Ms Grimsted says that Ukraine must also do more about the art that it looted from Germany. “Ukraine should be more open about trophy receipts,” she said.

While in Ukraine I heard several stories from museum staff about the destruction during World War II. At the Donetsk Regional Art Museum, the entire collection was destroyed. Current staff members at the National Museum of Toys had worked with staff who had saved the museum's collection by taking it home, and then returning it after the war. Colleagues interested in research in Russian collections often mentioned that it was very difficult to gain access to Ukrainan materials in Russian archives and museums.

The misunderstanding about the characterization of all Soviet losses as Russian losses is common. Some friends and colleagues in the US asked about how my time in Russia was...I was in Ukraine! I'd reply, with an explanation of the difference. As an independent nation, Ukrainians rightly make important distinctions about their heritage as separate from the overall Soviet state.

But as Ms. Grimstead says above, the Ukrainians also still possess some "trophy art," taken from the Germans. In recent years some of this art has returned to its country or owners of origin and I'm hopeful that increasing openness will lead to increased collaboration and sharing of information.

Top: The new St. Michael's Cathedral, Kyiv

Bottom: Toys from the National Toy Museum, Kyiv


Maria said...

Interesting regarding Ukraine vs. Russia. When I was a kid, my grandmother always referred to "Russia" as the old country where she grew up. Only later did I find out that to her, "Russia" was actually Ukraine!

However, she herself was not "Ukrainian". She belonged to a minority group that settled in Ukraine in the late 1700s to early 1800s; they're typcicially called the "Germans from Russia" (again, not called Ukraine). Both her people and the Ukrainians suffered a lot of hardships under the Soviet rule. (She witnessed both her father and grandfather being taken away in the middle of the night.)

The history of these people living in Ukraine is pretty much taking over my life right now; I'm working on an independent film -- called Under Jakob's Ladder. I did a lot of the research for the film.
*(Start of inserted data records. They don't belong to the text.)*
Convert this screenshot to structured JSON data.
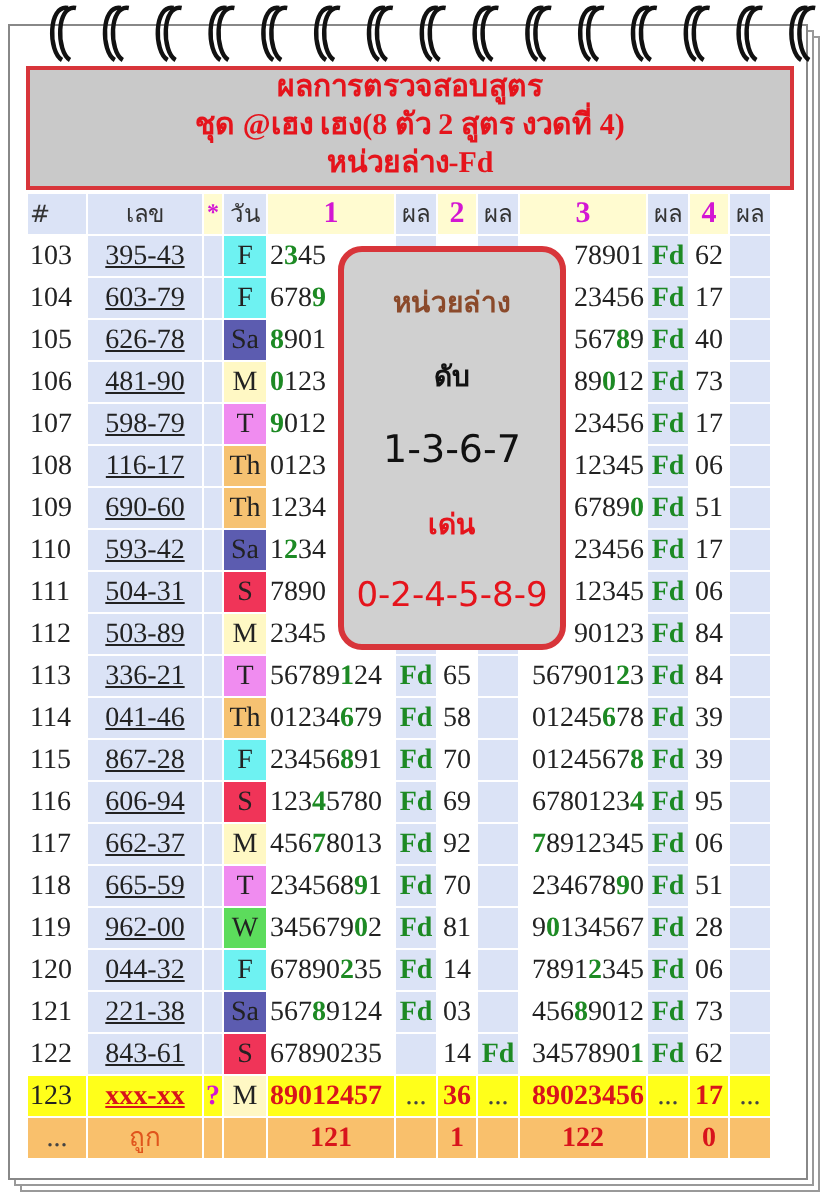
{
  "title_lines": [
    "ผลการตรวจสอบสูตร",
    "ชุด @เฮง เฮง(8 ตัว 2 สูตร งวดที่ 4)",
    "หน่วยล่าง-Fd"
  ],
  "header": [
    "#",
    "เลข",
    "*",
    "วัน",
    "1",
    "ผล",
    "2",
    "ผล",
    "3",
    "ผล",
    "4",
    "ผล"
  ],
  "rows": [
    {
      "kind": "history",
      "num": "103",
      "code": "395-43",
      "day": "F",
      "color": "#6ef2f2",
      "n1": "2**3**45",
      "n3": "78901",
      "r3": "Fd",
      "n4": "62"
    },
    {
      "kind": "history",
      "num": "104",
      "code": "603-79",
      "day": "F",
      "color": "#6ef2f2",
      "n1": "678**9**",
      "n3": "23456",
      "r3": "Fd",
      "n4": "17"
    },
    {
      "kind": "history",
      "num": "105",
      "code": "626-78",
      "day": "Sa",
      "color": "#5c5cb0",
      "n1": "**8**901",
      "n3": "567**8**9",
      "r3": "Fd",
      "n4": "40"
    },
    {
      "kind": "history",
      "num": "106",
      "code": "481-90",
      "day": "M",
      "color": "#fff8c4",
      "n1": "**0**123",
      "n3": "89**0**12",
      "r3": "Fd",
      "n4": "73"
    },
    {
      "kind": "history",
      "num": "107",
      "code": "598-79",
      "day": "T",
      "color": "#f08cf0",
      "n1": "**9**012",
      "n3": "23456",
      "r3": "Fd",
      "n4": "17"
    },
    {
      "kind": "history",
      "num": "108",
      "code": "116-17",
      "day": "Th",
      "color": "#f6c272",
      "n1": "0123",
      "n3": "12345",
      "r3": "Fd",
      "n4": "06"
    },
    {
      "kind": "history",
      "num": "109",
      "code": "690-60",
      "day": "Th",
      "color": "#f6c272",
      "n1": "1234",
      "n3": "6789**0**",
      "r3": "Fd",
      "n4": "51"
    },
    {
      "kind": "history",
      "num": "110",
      "code": "593-42",
      "day": "Sa",
      "color": "#5c5cb0",
      "n1": "1**2**34",
      "n3": "23456",
      "r3": "Fd",
      "n4": "17"
    },
    {
      "kind": "history",
      "num": "111",
      "code": "504-31",
      "day": "S",
      "color": "#f03458",
      "n1": "7890",
      "n3": "12345",
      "r3": "Fd",
      "n4": "06"
    },
    {
      "kind": "history",
      "num": "112",
      "code": "503-89",
      "day": "M",
      "color": "#fff8c4",
      "n1": "2345",
      "n3": "90123",
      "r3": "Fd",
      "n4": "84"
    },
    {
      "kind": "history",
      "num": "113",
      "code": "336-21",
      "day": "T",
      "color": "#f08cf0",
      "n1": "56789**1**24",
      "r1": "Fd",
      "n2": "65",
      "n3": "567901**2**3",
      "r3": "Fd",
      "n4": "84"
    },
    {
      "kind": "history",
      "num": "114",
      "code": "041-46",
      "day": "Th",
      "color": "#f6c272",
      "n1": "01234**6**79",
      "r1": "Fd",
      "n2": "58",
      "n3": "01245**6**78",
      "r3": "Fd",
      "n4": "39"
    },
    {
      "kind": "history",
      "num": "115",
      "code": "867-28",
      "day": "F",
      "color": "#6ef2f2",
      "n1": "23456**8**91",
      "r1": "Fd",
      "n2": "70",
      "n3": "0124567**8**",
      "r3": "Fd",
      "n4": "39"
    },
    {
      "kind": "history",
      "num": "116",
      "code": "606-94",
      "day": "S",
      "color": "#f03458",
      "n1": "123**4**5780",
      "r1": "Fd",
      "n2": "69",
      "n3": "6780123**4**",
      "r3": "Fd",
      "n4": "95"
    },
    {
      "kind": "history",
      "num": "117",
      "code": "662-37",
      "day": "M",
      "color": "#fff8c4",
      "n1": "456**7**8013",
      "r1": "Fd",
      "n2": "92",
      "n3": "**7**8912345",
      "r3": "Fd",
      "n4": "06"
    },
    {
      "kind": "history",
      "num": "118",
      "code": "665-59",
      "day": "T",
      "color": "#f08cf0",
      "n1": "234568**9**1",
      "r1": "Fd",
      "n2": "70",
      "n3": "234678**9**0",
      "r3": "Fd",
      "n4": "51"
    },
    {
      "kind": "history",
      "num": "119",
      "code": "962-00",
      "day": "W",
      "color": "#5cdc5c",
      "n1": "345679**0**2",
      "r1": "Fd",
      "n2": "81",
      "n3": "9**0**134567",
      "r3": "Fd",
      "n4": "28"
    },
    {
      "kind": "history",
      "num": "120",
      "code": "044-32",
      "day": "F",
      "color": "#6ef2f2",
      "n1": "67890**2**35",
      "r1": "Fd",
      "n2": "14",
      "n3": "7891**2**345",
      "r3": "Fd",
      "n4": "06"
    },
    {
      "kind": "history",
      "num": "121",
      "code": "221-38",
      "day": "Sa",
      "color": "#5c5cb0",
      "n1": "567**8**9124",
      "r1": "Fd",
      "n2": "03",
      "n3": "456**8**9012",
      "r3": "Fd",
      "n4": "73"
    },
    {
      "kind": "history",
      "num": "122",
      "code": "843-61",
      "day": "S",
      "color": "#f03458",
      "n1": "67890235",
      "n2": "14",
      "r2": "Fd",
      "n3": "3457890**1**",
      "r3": "Fd",
      "n4": "62"
    },
    {
      "kind": "current",
      "num": "123",
      "code": "xxx-xx",
      "mark": "?",
      "day": "M",
      "color": "#fff8c4",
      "n1": "89012457",
      "r1": "...",
      "n2": "36",
      "r2": "...",
      "n3": "89023456",
      "r3": "...",
      "n4": "17",
      "r4": "..."
    }
  ],
  "footer": {
    "num": "...",
    "code": "ถูก",
    "n1": "121",
    "n2": "1",
    "n3": "122",
    "n4": "0"
  },
  "popup": {
    "title": "หน่วยล่าง",
    "label_1": "ดับ",
    "value_1": "1-3-6-7",
    "label_2": "เด่น",
    "value_2": "0-2-4-5-8-9"
  }
}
And believe me, we had quite a few discussions about whether or not to use the word "Ukraine" or "Russia"... Just as you discovered, a lot of Americans don't really seem to know the difference.

Linda Norris said...

Thanks Maria for the observations, and interesting to learn about the film. Where in Ukraine was your grandmother from that she thought of it as Russia? And it seems without question that almost everyone, Russian or Ukrainian suffered under Soviet rule. Please keep me posted about the film--is it being shot in Ukraine?

Maria said...

My grandmother grew up in a small village near Dnepropetrovsk (on the Dnieper River.) She was only about 16 years old when they managed come out (during the chaos of the war). Her frame of reference probably had something to do with school. When she went to school, it was Russian that she had to speak (not Ukrainian; although she still spoke the German language at home).

One thing that always made an impression on me is that when she ever referred to the Soviets, it was always as "They", as in "They took my grandfather," etc. I think it was a code word of sorts among her people, afraid of being turned in for saying the wrong thing.